Multi-memory controllers or memory management controllers (MMC) are different kinds of special chips designed by various video game developers for use in Nintendo Entertainment System (NES) cartridges. These chips extend the capabilities of the original console and make it possible to create NES games with features the original console cannot offer alone.
With the advent of NES emulators, the code written to emulate these chips became known as mappers.

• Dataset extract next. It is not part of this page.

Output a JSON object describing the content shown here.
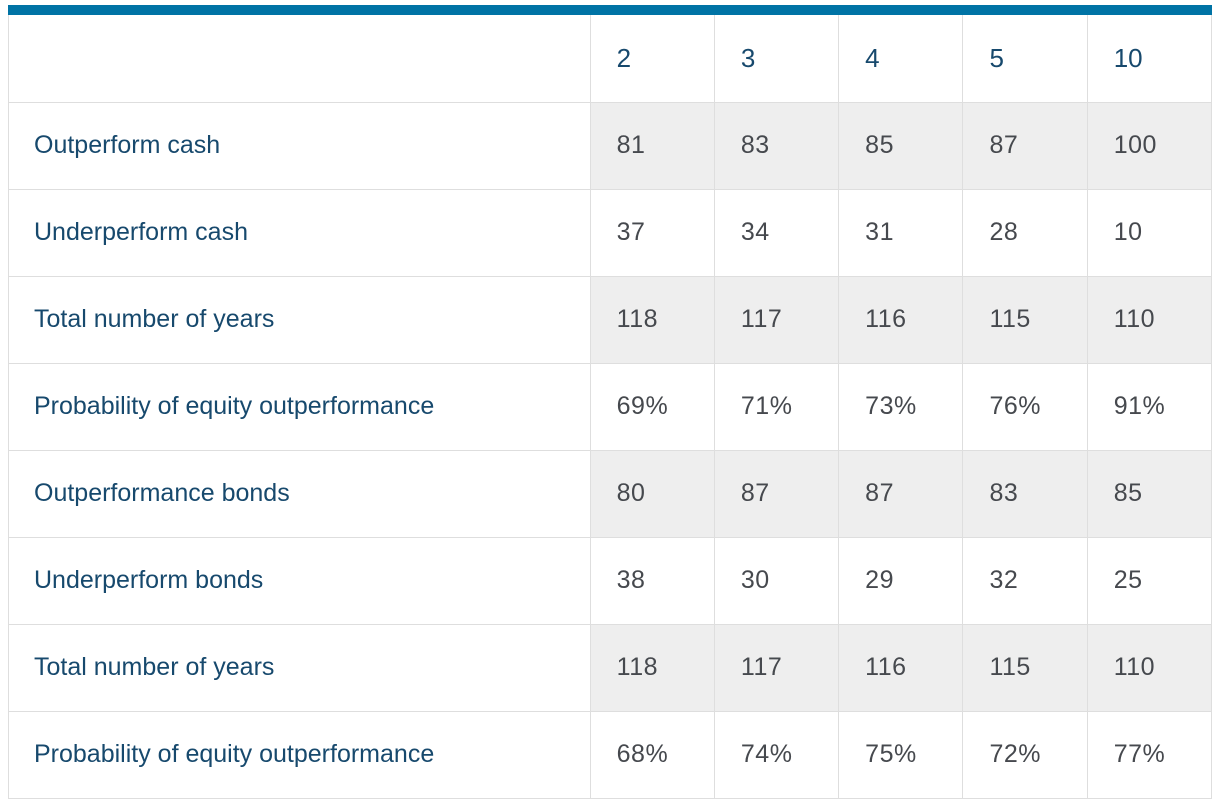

Early NES MMCs are composed of 7400 series discrete logic chips. The UNROM, implemented with two such chips, divides the program space into two 16 KB banks. The MMC allows a program to switch one bank while keeping one bank always available. Instead of a dedicated ROM chip to hold graphics data (called CHR by Nintendo), games using UNROM store graphics data on the program ROM and copy it to a RAM on the cartridge at run time.
The MMC1 is Nintendo's first custom MMC integrated circuit to incorporate support for saved games and multi-directional scrolling configurations. The chip comes in at least five different versions: MMC1A, MMC1B1, MMC1B2, MMC1B3 and MMC1C. The differences between the different versions are slight, mostly owing to savegame memory protection behavior. The MMC1 chip allows for switching of different memory banks. Program ROM can be selected in 16KB or 32KB chunks, and character ROM can be selected in 4KB or 8KB chunks. An unusual feature of this memory controller is that its input is serial, rather than parallel, so 5 sequential writes (with bit shifting) are needed to send a command to the circuit.

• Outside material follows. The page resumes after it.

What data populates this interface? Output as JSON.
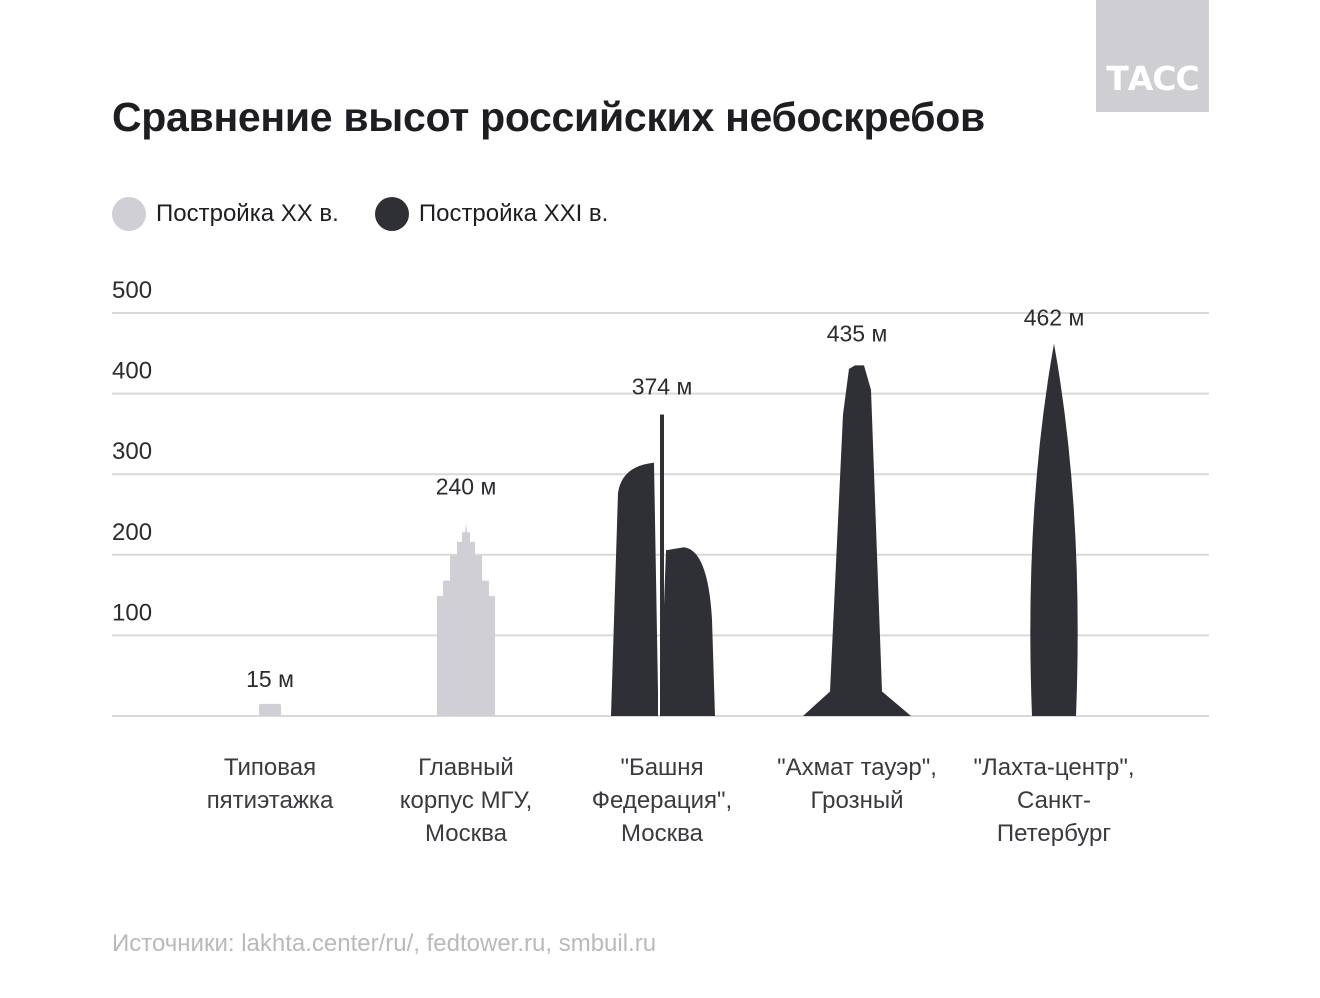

The MMC2 is only used in Mike Tyson's Punch-Out!! and the later rerelease which replaced Mike Tyson. A single 8KB bank of program ROM can be selected (with the remaining 24KB locked) and character ROM can be selected in two pairs of 4KB banks, which would be automatically switched when the video hardware attempts to load particular graphic tiles from memory, thus allowing a larger amount of graphics to be used on the screen without the need for the game itself to manually switch them.